UCI back Saunier and Davitamon

The UCI say that nothing untoward was found in Wednesday's raid on two teams, while Saunier Duval's

The UCI say that nothing untoward was found in Wednesday’s raid on two teams, while Saunier Duval’s



Following Wednesday’s raid on the Saunier Duval and Davitamon-Lotto hotel by the Italian anti-doping police, the NAS, the International Cycling Union (UCI) has said that nothing untoward was found in the search. The NAS took away a hypobaric chamber from Davitamon and some glucose supplements.

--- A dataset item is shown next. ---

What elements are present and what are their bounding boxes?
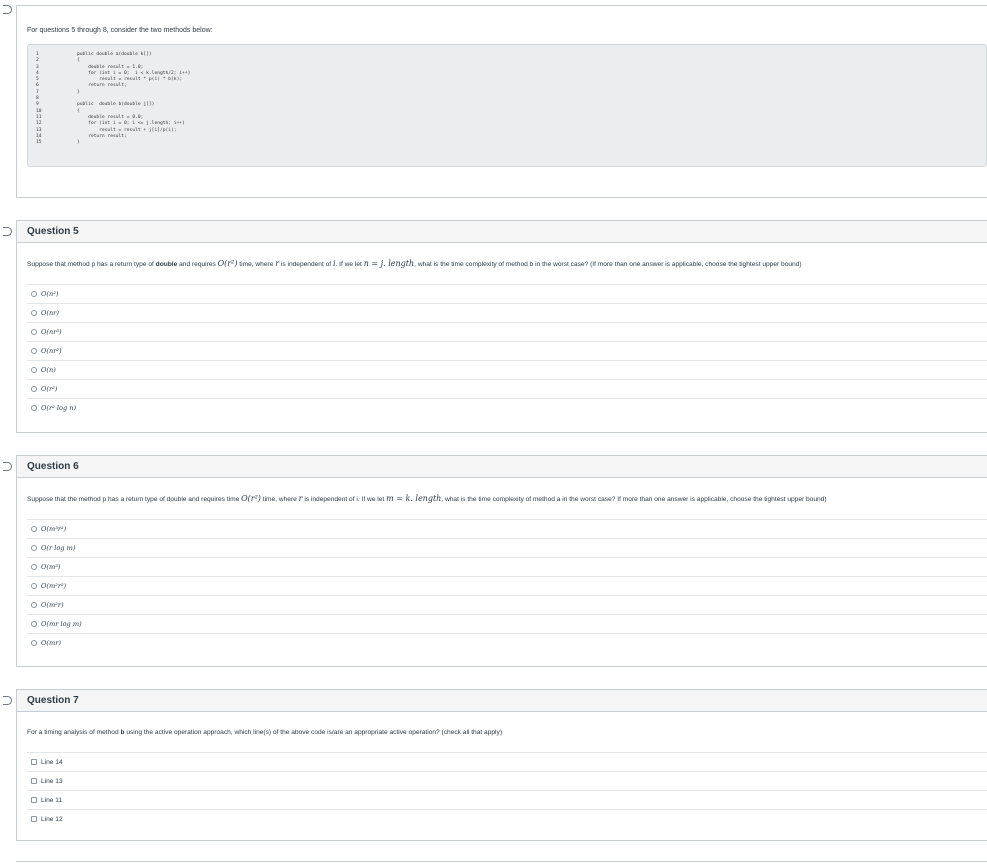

“The NAS took away an Altitrainer machine that isn’t banned by the sporting authorities nor by the laws of the majority of countries, whose Olympic committees use them for training purposes, but whose use is not permitted in Italy,” said the UCI statement. After reflecting on the need to harmonise regulations and laws such as these, the UCI added that “the NAS hasn’t announced the discovery of anything prohibited.”

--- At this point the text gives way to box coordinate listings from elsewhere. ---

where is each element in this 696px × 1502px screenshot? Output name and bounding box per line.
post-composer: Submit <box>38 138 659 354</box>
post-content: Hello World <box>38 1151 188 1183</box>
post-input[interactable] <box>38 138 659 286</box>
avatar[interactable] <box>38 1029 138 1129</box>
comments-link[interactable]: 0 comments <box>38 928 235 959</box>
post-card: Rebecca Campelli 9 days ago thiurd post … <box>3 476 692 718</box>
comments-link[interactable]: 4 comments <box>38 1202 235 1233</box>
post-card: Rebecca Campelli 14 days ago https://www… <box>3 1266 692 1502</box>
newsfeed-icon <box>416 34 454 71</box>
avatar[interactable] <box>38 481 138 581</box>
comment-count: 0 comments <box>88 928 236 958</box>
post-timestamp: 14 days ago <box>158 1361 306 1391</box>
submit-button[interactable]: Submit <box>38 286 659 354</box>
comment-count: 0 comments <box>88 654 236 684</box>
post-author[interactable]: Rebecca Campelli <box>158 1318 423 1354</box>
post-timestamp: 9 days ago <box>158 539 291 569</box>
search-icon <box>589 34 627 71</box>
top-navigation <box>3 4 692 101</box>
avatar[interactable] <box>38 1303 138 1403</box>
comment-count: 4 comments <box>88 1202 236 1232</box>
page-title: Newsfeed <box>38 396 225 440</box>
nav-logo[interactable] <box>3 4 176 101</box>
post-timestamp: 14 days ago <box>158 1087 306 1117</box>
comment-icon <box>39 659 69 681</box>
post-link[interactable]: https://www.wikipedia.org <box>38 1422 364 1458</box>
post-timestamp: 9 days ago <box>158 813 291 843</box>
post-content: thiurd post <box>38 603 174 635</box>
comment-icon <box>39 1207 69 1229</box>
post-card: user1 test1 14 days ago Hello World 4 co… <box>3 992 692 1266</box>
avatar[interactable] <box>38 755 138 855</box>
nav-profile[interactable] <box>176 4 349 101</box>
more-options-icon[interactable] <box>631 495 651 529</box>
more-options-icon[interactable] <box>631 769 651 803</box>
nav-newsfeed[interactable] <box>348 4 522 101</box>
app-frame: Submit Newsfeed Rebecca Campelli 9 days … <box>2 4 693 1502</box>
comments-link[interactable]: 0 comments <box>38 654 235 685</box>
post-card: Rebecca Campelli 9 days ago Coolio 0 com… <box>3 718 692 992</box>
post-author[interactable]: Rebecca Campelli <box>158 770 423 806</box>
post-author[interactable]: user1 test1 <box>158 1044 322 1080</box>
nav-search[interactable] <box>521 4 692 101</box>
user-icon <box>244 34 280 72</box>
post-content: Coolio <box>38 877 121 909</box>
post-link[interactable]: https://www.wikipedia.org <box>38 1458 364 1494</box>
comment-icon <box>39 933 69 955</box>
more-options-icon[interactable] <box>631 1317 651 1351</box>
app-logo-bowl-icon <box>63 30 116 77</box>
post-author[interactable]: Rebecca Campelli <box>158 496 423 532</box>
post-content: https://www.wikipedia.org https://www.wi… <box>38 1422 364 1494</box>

Riders, teams and doctors at the Giro signed a communiqu condemning the removal of products that had been declared before the start of the race. This response fell well short of the full strike that Saunier Duval’s riders had been hoping for from the Giro peloton. They arrived at yesterday’s start in Marostica in casual clothes rather than racing kit with the intention of not starting, but were eventually persuaded to, although some of their riders left a minute or two after the main peloton.

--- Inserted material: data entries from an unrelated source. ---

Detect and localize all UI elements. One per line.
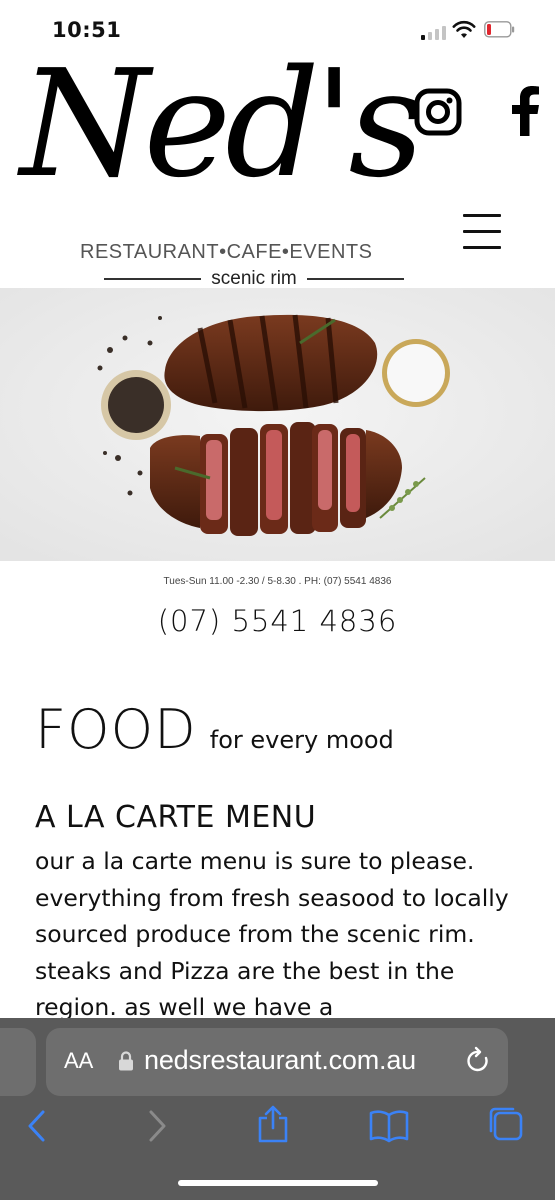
facebook-icon[interactable] <box>508 86 544 136</box>
address-bar[interactable]: AA nedsrestaurant.com.au <box>46 1028 508 1096</box>
battery-icon <box>484 21 515 38</box>
logo-location-text: scenic rim <box>211 268 297 289</box>
food-heading-small: for every mood <box>209 726 394 754</box>
share-icon[interactable] <box>256 1104 290 1144</box>
reader-settings-button[interactable]: AA <box>64 1048 93 1074</box>
safari-toolbar <box>0 1105 555 1158</box>
a-la-carte-description: our a la carte menu is sure to please. e… <box>35 847 509 1021</box>
aa-label: AA <box>64 1048 94 1073</box>
safari-bottom-bar: AA nedsrestaurant.com.au <box>0 1018 555 1200</box>
hamburger-menu-button[interactable] <box>460 212 504 252</box>
wifi-icon <box>452 20 476 38</box>
food-heading-big: FOOD <box>35 698 197 761</box>
divider <box>306 278 405 280</box>
food-heading: FOOD for every mood <box>35 698 394 761</box>
hero-steak-image <box>0 288 555 561</box>
logo-script: Ned's <box>20 38 424 210</box>
opening-hours: Tues-Sun 11.00 -2.30 / 5-8.30 . PH: (07)… <box>163 576 392 587</box>
bookmarks-icon[interactable] <box>368 1108 410 1144</box>
site-header: Ned's RESTAURANT•CAFE•EVENTS scenic rim <box>0 50 555 290</box>
home-indicator[interactable] <box>178 1180 378 1186</box>
divider <box>104 278 202 280</box>
cellular-signal-icon <box>421 24 447 40</box>
lock-icon <box>119 1051 133 1071</box>
url-text: nedsrestaurant.com.au <box>144 1045 416 1075</box>
previous-tab-peek[interactable] <box>0 1028 36 1096</box>
neds-logo[interactable]: Ned's RESTAURANT•CAFE•EVENTS scenic rim <box>20 50 424 290</box>
reload-icon[interactable] <box>464 1046 492 1076</box>
back-icon[interactable] <box>24 1108 48 1144</box>
phone-number-link[interactable]: (07) 5541 4836 <box>0 604 555 638</box>
instagram-icon[interactable] <box>414 88 462 136</box>
tabs-icon[interactable] <box>486 1104 526 1144</box>
a-la-carte-heading: A LA CARTE MENU <box>35 800 317 835</box>
forward-icon[interactable] <box>146 1108 170 1144</box>
logo-tagline: RESTAURANT•CAFE•EVENTS <box>80 241 373 263</box>
steak-illustration <box>0 288 555 561</box>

Saunier’s Ruben Lobato and Juan Manuel Garate toured around most of the teams before the start canvassing support for their plan. Riders such as Gilberto Simoni and Ivan Basso said they supported their cause, but would still be starting the stage. Even Davitamon refused to back Saunier’s call for a strike. According to the Spanish press, former Saunier rider Joseba Beloki was the only team leader who was fully supportive of their planned protest.


Five Saunier riders were later fined 100 Swiss francs each for not signing on before the start, while Saunier doctor Maria Sagasti, who was detained by the NAS on Wednesday evening declared: “If we can’t give them glucose, maybe we should give them kiwi fruit.”